No. of Recommendations: 25
I have seen several assessments of Buffett's letter, the Morningstar one above, and also those by Tilson and Rationalwalk, and to my mind, none of them take these things very seriously; they all reassure us that Berkshire's sources of operating income are diverse, and when one is doing badly, like the utilities and railroad last year, others pick up the slack, insurance being the slack picker-upper this year. But Berkshire will not always have such favourable underwriting results, and I think it is legitimate to ask whether the utilities can really still be relied on to pick up the slack in future years, given Buffett's comments.
My theory for why analysts aren't taking those comments so seriously is because they're a combination of over the top and uncharacteristically whiny. He makes utilities and their investors sound like victims of some socialist conspiracy when, in fact, the utilities' infrastructure -- in many cases outdated and poorly maintained -- is generally to blame for the wildfires that bring about their liability.

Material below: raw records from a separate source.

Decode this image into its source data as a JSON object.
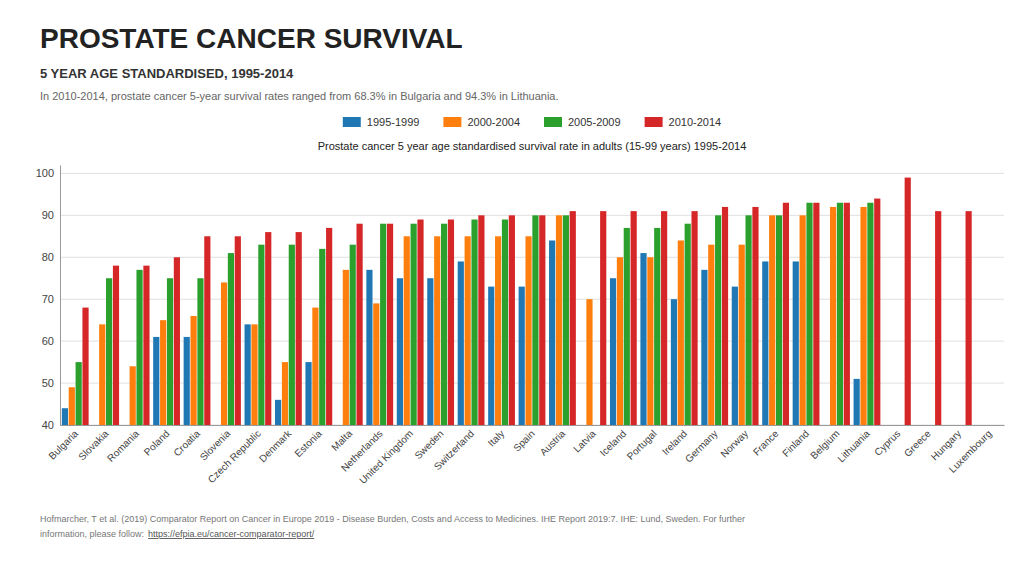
{
  "chart_data": {
    "type": "bar",
    "title": "PROSTATE CANCER SURVIVAL",
    "subtitle": "5 YEAR AGE STANDARDISED, 1995-2014",
    "annotations": [
      "In 2010-2014, prostate cancer 5-year survival rates ranged from 68.3% in Bulgaria and 94.3% in Lithuania.",
      "Prostate cancer 5 year age standardised survival rate in adults (15-99 years) 1995-2014",
      "Hofmarcher, T et al. (2019) Comparator Report on Cancer in Europe 2019 - Disease Burden, Costs and Access to Medicines. IHE Report 2019:7. IHE: Lund, Sweden. For further",
      "information, please follow:",
      "https://efpia.eu/cancer-comparator-report/"
    ],
    "categories": [
      "Bulgaria",
      "Slovakia",
      "Romania",
      "Poland",
      "Croatia",
      "Slovenia",
      "Czech Republic",
      "Denmark",
      "Estonia",
      "Malta",
      "Netherlands",
      "United Kingdom",
      "Sweden",
      "Switzerland",
      "Italy",
      "Spain",
      "Austria",
      "Latvia",
      "Iceland",
      "Portugal",
      "Ireland",
      "Germany",
      "Norway",
      "France",
      "Finland",
      "Belgium",
      "Lithuania",
      "Cyprus",
      "Greece",
      "Hungary",
      "Luxembourg"
    ],
    "series": [
      {
        "name": "1995-1999",
        "values": [
          44,
          null,
          null,
          61,
          61,
          null,
          64,
          46,
          55,
          null,
          77,
          75,
          75,
          79,
          73,
          73,
          84,
          null,
          75,
          81,
          70,
          77,
          73,
          79,
          79,
          null,
          51,
          null,
          null,
          null,
          null
        ]
      },
      {
        "name": "2000-2004",
        "values": [
          49,
          64,
          54,
          65,
          66,
          74,
          64,
          55,
          68,
          77,
          69,
          85,
          85,
          85,
          85,
          85,
          90,
          70,
          80,
          80,
          84,
          83,
          83,
          90,
          90,
          92,
          92,
          null,
          null,
          null,
          null
        ]
      },
      {
        "name": "2005-2009",
        "values": [
          55,
          75,
          77,
          75,
          75,
          81,
          83,
          83,
          82,
          83,
          88,
          88,
          88,
          89,
          89,
          90,
          90,
          null,
          87,
          87,
          88,
          90,
          90,
          90,
          93,
          93,
          93,
          null,
          null,
          null,
          null
        ]
      },
      {
        "name": "2010-2014",
        "values": [
          68,
          78,
          78,
          80,
          85,
          85,
          86,
          86,
          87,
          88,
          88,
          89,
          89,
          90,
          90,
          90,
          91,
          91,
          91,
          91,
          91,
          92,
          92,
          93,
          93,
          93,
          94,
          99,
          91,
          91,
          null
        ]
      }
    ],
    "ylim": [
      40,
      102
    ],
    "yticks": [
      40,
      50,
      60,
      70,
      80,
      90,
      100
    ],
    "grid": true,
    "legend": "top"
  }
}
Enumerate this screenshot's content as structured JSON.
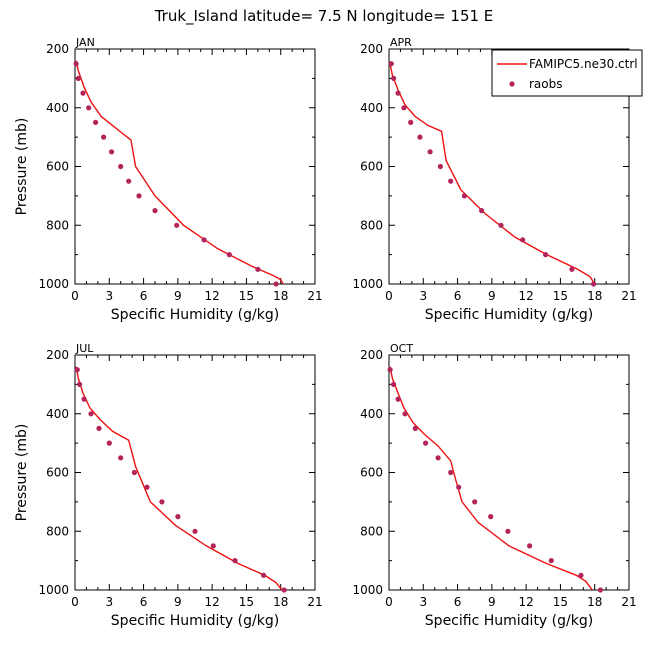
{
  "title": "Truk_Island   latitude= 7.5 N longitude= 151 E",
  "legend": [
    {
      "label": "FAMIPC5.ne30.ctrl",
      "color": "#ee1111",
      "type": "line"
    },
    {
      "label": "raobs",
      "color": "#b3245a",
      "type": "marker"
    }
  ],
  "chart_data": [
    {
      "type": "line",
      "panel": "JAN",
      "xlabel": "Specific Humidity (g/kg)",
      "ylabel": "Pressure (mb)",
      "xlim": [
        0,
        21
      ],
      "ylim": [
        1000,
        200
      ],
      "xticks": [
        0,
        3,
        6,
        9,
        12,
        15,
        18,
        21
      ],
      "yticks": [
        200,
        400,
        600,
        800,
        1000
      ],
      "series": [
        {
          "name": "FAMIPC5.ne30.ctrl",
          "style": "line",
          "x": [
            0.1,
            0.3,
            0.8,
            1.4,
            2.3,
            3.6,
            4.9,
            5.3,
            7.0,
            9.5,
            12.5,
            15.5,
            17.3,
            18.0,
            18.2
          ],
          "y": [
            240,
            275,
            330,
            380,
            430,
            470,
            510,
            600,
            700,
            800,
            880,
            940,
            970,
            985,
            1000
          ]
        },
        {
          "name": "raobs",
          "style": "marker",
          "x": [
            0.1,
            0.3,
            0.7,
            1.2,
            1.8,
            2.5,
            3.2,
            4.0,
            4.7,
            5.6,
            7.0,
            8.9,
            11.3,
            13.5,
            16.0,
            17.6
          ],
          "y": [
            250,
            300,
            350,
            400,
            450,
            500,
            550,
            600,
            650,
            700,
            750,
            800,
            850,
            900,
            950,
            1000
          ]
        }
      ]
    },
    {
      "type": "line",
      "panel": "APR",
      "xlabel": "Specific Humidity (g/kg)",
      "ylabel": "",
      "xlim": [
        0,
        21
      ],
      "ylim": [
        1000,
        200
      ],
      "xticks": [
        0,
        3,
        6,
        9,
        12,
        15,
        18,
        21
      ],
      "yticks": [
        200,
        400,
        600,
        800,
        1000
      ],
      "series": [
        {
          "name": "FAMIPC5.ne30.ctrl",
          "style": "line",
          "x": [
            0.1,
            0.3,
            0.8,
            1.4,
            2.3,
            3.4,
            4.6,
            5.0,
            6.3,
            8.4,
            11.0,
            13.8,
            16.5,
            17.6,
            18.0
          ],
          "y": [
            250,
            290,
            340,
            390,
            430,
            460,
            480,
            580,
            680,
            760,
            840,
            900,
            950,
            975,
            1000
          ]
        },
        {
          "name": "raobs",
          "style": "marker",
          "x": [
            0.2,
            0.4,
            0.8,
            1.3,
            1.9,
            2.7,
            3.6,
            4.5,
            5.4,
            6.6,
            8.1,
            9.8,
            11.7,
            13.7,
            16.0,
            17.9
          ],
          "y": [
            250,
            300,
            350,
            400,
            450,
            500,
            550,
            600,
            650,
            700,
            750,
            800,
            850,
            900,
            950,
            1000
          ]
        }
      ]
    },
    {
      "type": "line",
      "panel": "JUL",
      "xlabel": "Specific Humidity (g/kg)",
      "ylabel": "Pressure (mb)",
      "xlim": [
        0,
        21
      ],
      "ylim": [
        1000,
        200
      ],
      "xticks": [
        0,
        3,
        6,
        9,
        12,
        15,
        18,
        21
      ],
      "yticks": [
        200,
        400,
        600,
        800,
        1000
      ],
      "series": [
        {
          "name": "FAMIPC5.ne30.ctrl",
          "style": "line",
          "x": [
            0.1,
            0.3,
            0.7,
            1.3,
            2.2,
            3.3,
            4.7,
            5.3,
            6.6,
            8.8,
            11.5,
            14.3,
            16.6,
            17.6,
            18.1
          ],
          "y": [
            240,
            280,
            330,
            380,
            420,
            460,
            490,
            580,
            700,
            780,
            850,
            910,
            950,
            975,
            1000
          ]
        },
        {
          "name": "raobs",
          "style": "marker",
          "x": [
            0.2,
            0.4,
            0.8,
            1.4,
            2.1,
            3.0,
            4.0,
            5.2,
            6.3,
            7.6,
            9.0,
            10.5,
            12.1,
            14.0,
            16.5,
            18.3
          ],
          "y": [
            250,
            300,
            350,
            400,
            450,
            500,
            550,
            600,
            650,
            700,
            750,
            800,
            850,
            900,
            950,
            1000
          ]
        }
      ]
    },
    {
      "type": "line",
      "panel": "OCT",
      "xlabel": "Specific Humidity (g/kg)",
      "ylabel": "",
      "xlim": [
        0,
        21
      ],
      "ylim": [
        1000,
        200
      ],
      "xticks": [
        0,
        3,
        6,
        9,
        12,
        15,
        18,
        21
      ],
      "yticks": [
        200,
        400,
        600,
        800,
        1000
      ],
      "series": [
        {
          "name": "FAMIPC5.ne30.ctrl",
          "style": "line",
          "x": [
            0.1,
            0.3,
            0.8,
            1.3,
            2.1,
            3.1,
            4.3,
            5.4,
            5.8,
            6.4,
            7.8,
            10.5,
            13.8,
            16.4,
            17.2,
            17.8
          ],
          "y": [
            240,
            280,
            330,
            380,
            430,
            470,
            510,
            560,
            620,
            700,
            770,
            850,
            910,
            950,
            970,
            1000
          ]
        },
        {
          "name": "raobs",
          "style": "marker",
          "x": [
            0.1,
            0.4,
            0.8,
            1.4,
            2.3,
            3.2,
            4.3,
            5.4,
            6.1,
            7.5,
            8.9,
            10.4,
            12.3,
            14.2,
            16.8,
            18.5
          ],
          "y": [
            250,
            300,
            350,
            400,
            450,
            500,
            550,
            600,
            650,
            700,
            750,
            800,
            850,
            900,
            950,
            1000
          ]
        }
      ]
    }
  ]
}
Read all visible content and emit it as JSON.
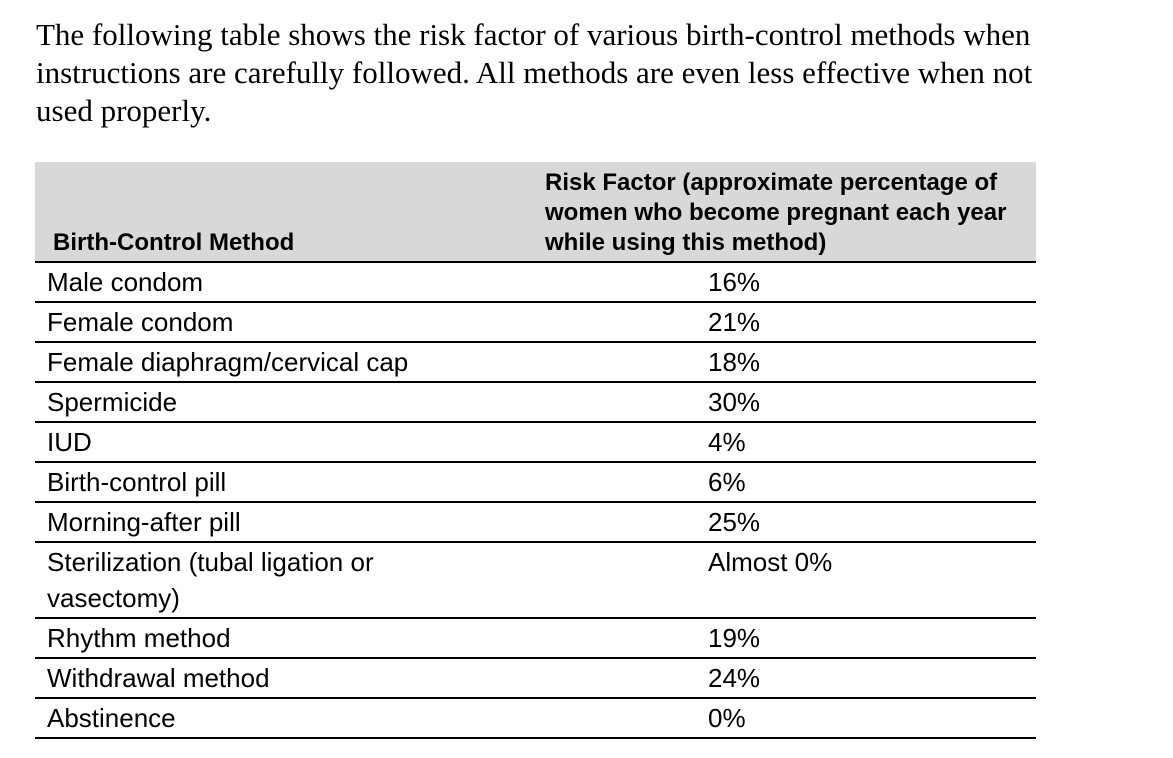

It's particularly Rip Van Winkle-like to observe that nobody wanted to pay the "staggering costs" of underground transmission lines "a few decades ago." Well, duh. High-voltage transmission lines weren't causing massive wildfires a few decades ago. This might have been a subconscious note of regret about the enormous transmission infrastructure project BHE undertook years ago.
The oddest part is he makes it sound like all this just occurred to him. PG&E went into bankruptcy over its wildfire liabilities five years ago. I'm guessing that Greg Abel has been well aware of these developments all along. He just doesn't get to complain about them publicly. And it is true, of course, that there is more uncertainty, and perhaps more variability, in electric utilities' previously predictable returns in this environment. But that doesn't mean the model is broken. It just means some adjustments are required. Managers may have to turn off the auto-pilot.
The theory that this diatribe was aimed at regulators and/or politicians makes some sense. As a resident of the fire-prone western U.S., I can confirm that utilities are less popular now than usual. Of course there are politicians making confiscatory noises given the rolling blackouts and brownouts in California.
But the reference to Nebraska's public power district reminded me of an effort in Boulder, Colorado a few years ago to municipalize its power infrastructure. It, too, cited a nearly 100-year-old precedent, another Colorado town that established a municipal utility in the 1930s. Needless to say, the power grid has grown somewhat more complex and expensive since then. Boulder discovered that carving a municipality out of Xcel Energy's infrastructure was much more difficult than they had imagined. Various substations would have had to be duplicated to serve one side of the municipal border or the other. Despite city leaders deeply committed to the ideological project, years of legal and regulatory failure forced them to give up and sign a new franchise agreement with Xcel. They won some promises to get greener in the future.
Yes, high-voltage transmission lines in vulnerable areas will have to be buried or otherwise hardened against high winds. PG&E has proposed to bury a couple thousand miles at a cost, if I recall, of about $6 billion, or an additional $40 a month for ratepayers. Politicians and others will certainly grumble about such increases in the rate base, but unless they're willing to settle for a level of unreliability in electricity service that resembles developing countries, it's really the only alternative. Where's the money coming from for a public takeover of hundreds of billions of dollars worth of infrastructure? In fact, the current trend, fueled by public indebtedness, is the opposite -- governments divesting public infrastructure to private equity.
Climate change is going to require lots of adjustments in lots of places. In the western U.S., the electric grid needs to be hardened so it stops causing wildfires. Utility operators can kick and scream, but unless they want to follow in PG&E's footsteps, they will eventually accept it as a new cost of doing business. As will state Public Utility Commissions and ratepayers, grumbling all the way.
This is going to take a long time, but I can't think of a more likely outcome.